Performance is characterized by unusual initiative or a creative achievement that clearly demonstrates a significant contribution in the individual's discipline area that directly contributes to NASA's mission and goals. The contribution is significant, in that, for an employee who is at such an early phase of career, the contribution has substantially improved the discipline area.

These criteria also include the following:
- The achievement yields high-quality results and/or substantial improvements to the discipline.
- Impact of the employee's achievement has significant importance relative to the discipline area.
- The achievement is perceived as outstanding or significant by peers and/or impacted target groups.

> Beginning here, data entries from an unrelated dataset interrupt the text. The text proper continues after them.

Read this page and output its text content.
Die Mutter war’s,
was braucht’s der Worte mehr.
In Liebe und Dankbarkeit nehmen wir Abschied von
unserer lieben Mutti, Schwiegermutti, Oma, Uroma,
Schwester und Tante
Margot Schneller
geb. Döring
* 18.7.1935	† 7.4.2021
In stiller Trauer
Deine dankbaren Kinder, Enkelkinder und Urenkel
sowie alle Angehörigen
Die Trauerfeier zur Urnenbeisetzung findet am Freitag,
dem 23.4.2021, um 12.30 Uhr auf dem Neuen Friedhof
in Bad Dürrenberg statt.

==Selected recipients by year==
There are usually more than 5 recipients of this medal annually.

- Matthew Derenski, Jet Propulsion Laboratory, 2012.
- Eliad Peretz, Goddard Space Flight Center, 2021.
- Lynnae Quick, Goddard Space Flight Center, 2022.
- Giuliano Liuzzi, Goddard Space Flight Center, 2022.
- Brian R. Bestoso, Langley Research Center, 2023.
- Amir Ibrahim, Goddard Space Flight Center, 2024.
- Zachary S. Courtright, Marshall Space Flight Center, 2024
- Christopher E. Porter, Glenn Research Center, 2025
- Ritoban Basu Thakur, Jet Propulsion Laboratory, 2025.
- Robin A. Onsay, Johnson Space Center, 2025.
- Walter Alvarado, Ames Research Center, 2025.